Anyway, the day was a smashing success from a spectator standpoint. As for the business side, I was pleased to see in this Portsmouth Herald article that only a few downtown shop owners were lamenting the closed streets, lack of parking, and distracted crowds. Some businesses may indeed suffer a one-day hit on Market Square Day and other annual events, but I've always thought this is short-sighted, and this year, it's great to see that they were the exception as more businesses reported more cash in their registers than on an average weekend day.

Indeed, after the women's race, we grabbed grub at Gilly's and Popovers and BagelWorks (different strokes for different spokes?), and between the start of the semi-pro mens and the finish of the pro mens race, we ate and drank at the Coat of Arms. This all on a day when we wouldn't have otherwise been downtown. I recall there was resistance to another event that closed downtown when the Crit idea was first floated a few years back; perhaps the naysaying business-owners spoke too soon?

Telluride by the Sea

Then in the evening, we attended the showing of The US vs John Lennon at The Music Hall. It'll be coming to mainstream theaters, but part of the experience was the crowd at the Music Hall. People were hissing (who hisses anymore?!) at G. Gordon Liddy, J. Edgar Hoover, and Richard Nixon and singing along (pretty well, thanks to good acoustics) to "Give Peace a Chance." You might say it was WILD, man.


The documentary itself, from a film-making perspective, was excellent. But I was blown away by the content, i.e., what it was like in the late 60s and early 70s. My first and overarching reaction was -- with the FBI involved in illegal wiretapping; the administration stubbornly remaining embroilled in an unpopular, pointless, and unwinnable war, and the encumbent president winning re-election despite his questionable character and performance in office -- ummm, what year IS this anyway?! The more things change, the more they stay the same, apparently.

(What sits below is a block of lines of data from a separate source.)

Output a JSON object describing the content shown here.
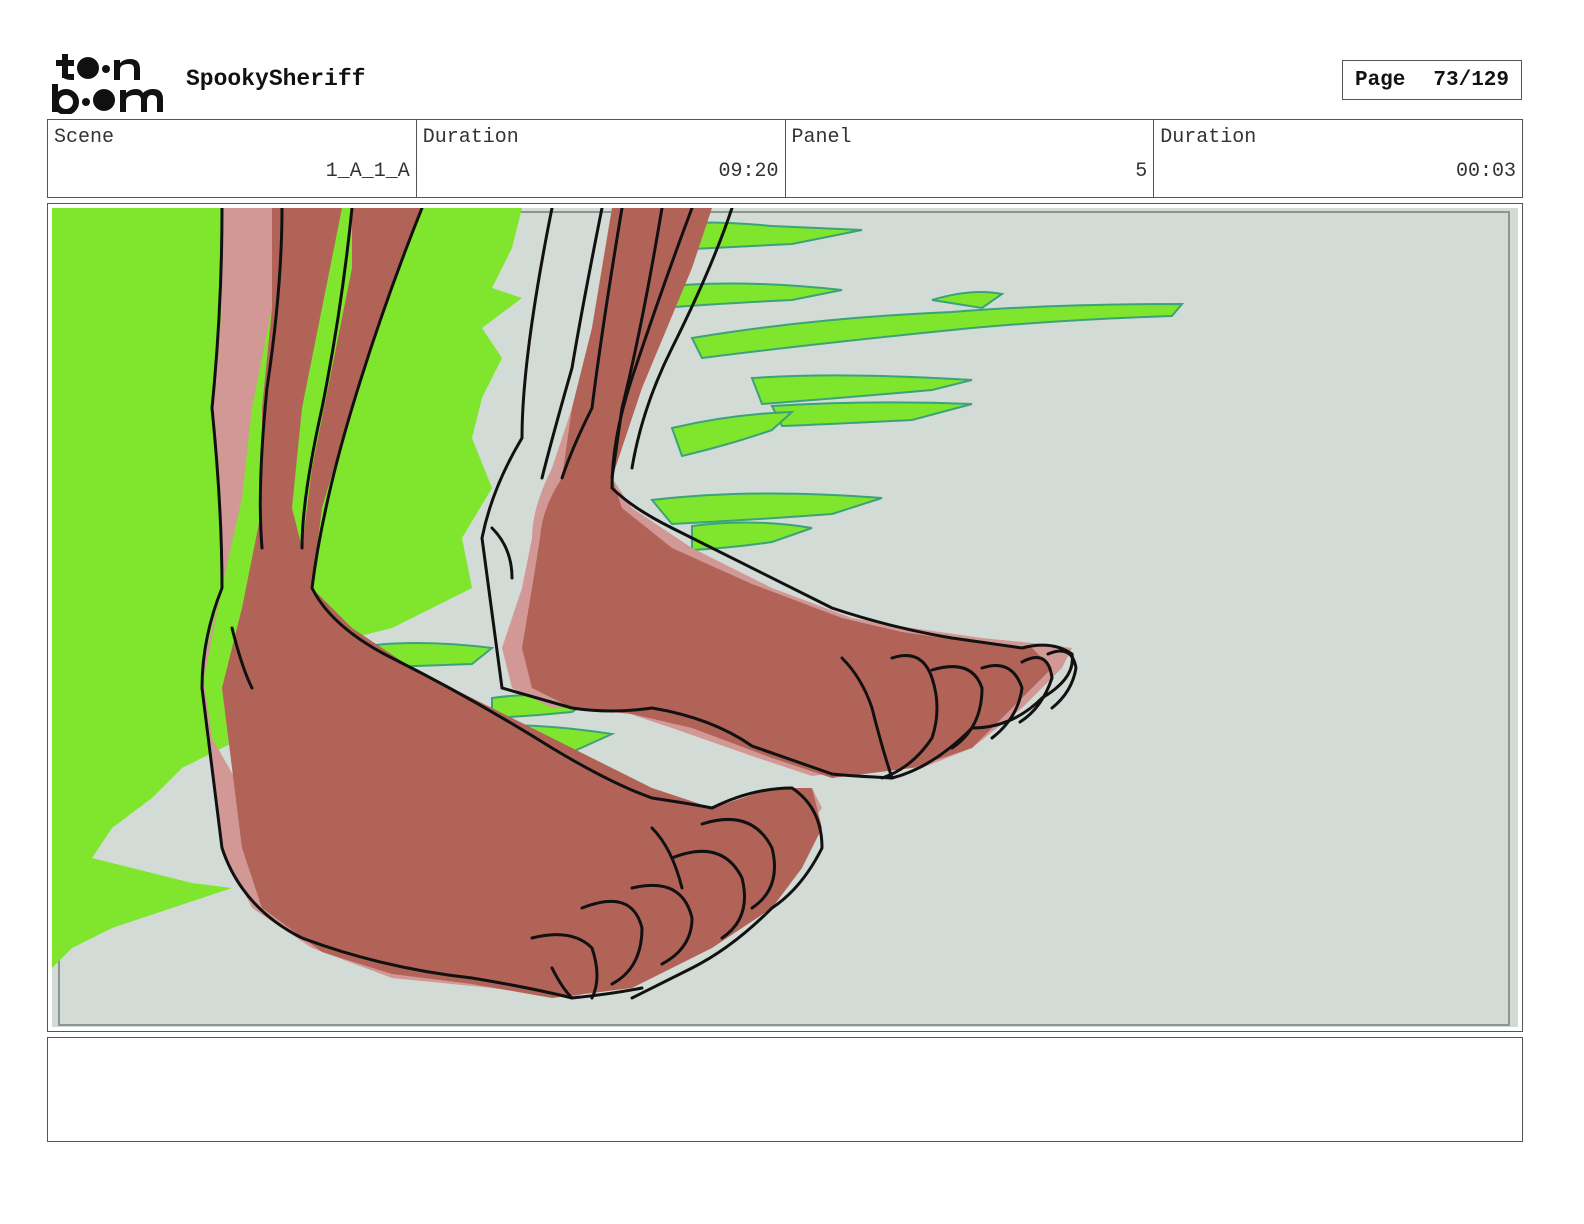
{
  "header": {
    "project_title": "SpookySheriff",
    "logo_text": "toon boom",
    "page_label": "Page",
    "page_value": "73/129"
  },
  "info": {
    "scene_label": "Scene",
    "scene_value": "1_A_1_A",
    "scene_duration_label": "Duration",
    "scene_duration_value": "09:20",
    "panel_label": "Panel",
    "panel_value": "5",
    "panel_duration_label": "Duration",
    "panel_duration_value": "00:03"
  },
  "notes": {
    "text": ""
  },
  "colors": {
    "background": "#d2dbd5",
    "green": "#7fe52d",
    "skin": "#b26358",
    "skin_light": "#d29896",
    "outline": "#111111",
    "frame": "#555555"
  }
}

Tuesday, September 12, 2006

Mr. Softy is Comin' to Town

The E-Coast Insider Reports... As I noted in this space a few months ago, a local software firm has indeed been bought out by a large -- OK, *the* large -- software firm, yes, Microsoft itself. The local entity is/was DesktopStandard, a 30-something person outfit up Islington St. The deal is signed (but not finalized, hence no official announcement yet) and a dozen or so programmer/developer types are already relocated to Redmond. According to my source, the remainder of the company will reform into a smaller firm, selling the one product in their suite that Microsoft didn't buy. I note this as the 2nd time in the past few months that a whale-sized tech company has snapped up a tiny fish from our eCoast -- recall Cisco bought Meetinghouse for $30 million a while back. It's a ringing endorsement for the eCoast as a whole when world-class companies put up the cash for enterprising local firms. Redmond's gain is Portsmouth's loss; congratulations to the founders and the employees of DesktopStandard!

Monday, September 11, 2006


Did anybody else notice that today, on the 5th anniversary of the 9/11 attacks, the covers of the three major news magazines? Time and US News & World Report both had 9/11-themed covers, as you might expect. Newsweek, OTOH, chose to cover the story of today's overworked elementary schoolers "Today's First Grade; Too Much, Too Soon" Did anybody else notice this? Does this strike anybody else as weird? I mean, it's a valid and worthy news story, but what makes them put it on the cover on the 5th anniversary of 9/11? I'd love to have been a fly on the wall in Newsweek's editorial offices at that meeting!